We churn out more labor--in this case, PhDs--than we can employ, and let them linger on the edge until or if we need them. We churn them out because they generate the work of our labs and enable us to bring in the profits (grants, patents) in which they really don't share. That they are unemployed doesn't mean we don't keep training more, because of the industrial growth-is-everything model. So some of these urchins have to find other jobs, and in this case it appears that some find jobs with MSC, preying on the insecurities and fears of those who do cling onto or hope to get jobs in the system, by promising that if they (the surplus scientists) edit the terrorized workers' work the latter can hope to keep their jobs. Of course, given that we are training surplus labor, that's an illusion. So we think it's a cruelty in many ways to exploit this situation.
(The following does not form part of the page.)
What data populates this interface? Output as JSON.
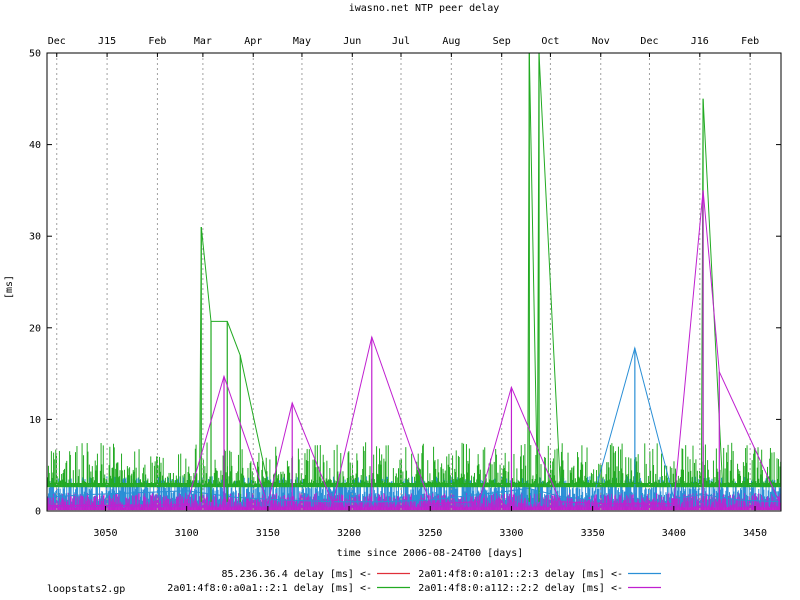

The idea that anything any greedy person wants to gouge others for is all right is a symptom, we think, of an honorless society. If getting cribs to do your paper-writing, or (we've posted on this before) to 'help' you get grants, is doing a needed service, or a service that the trade will bear, is a legitimate thing to do, then it shows how sorry our society's behavior is to provide the clientel in the first place.
Faculty members should not be hired as sales agents, but for their insight and talents. Faculty members should by that stage be able to write papers and grants, to know where to target them and how to write them. One should not need cribs and commercial services to do what one has presumably been prepared to do while in graduate school and postdoctoral positions. But if for proper reasons, such as English-language issues or lack of enough experience, they can't do their own work, then their colleagues should not be unwilling to help.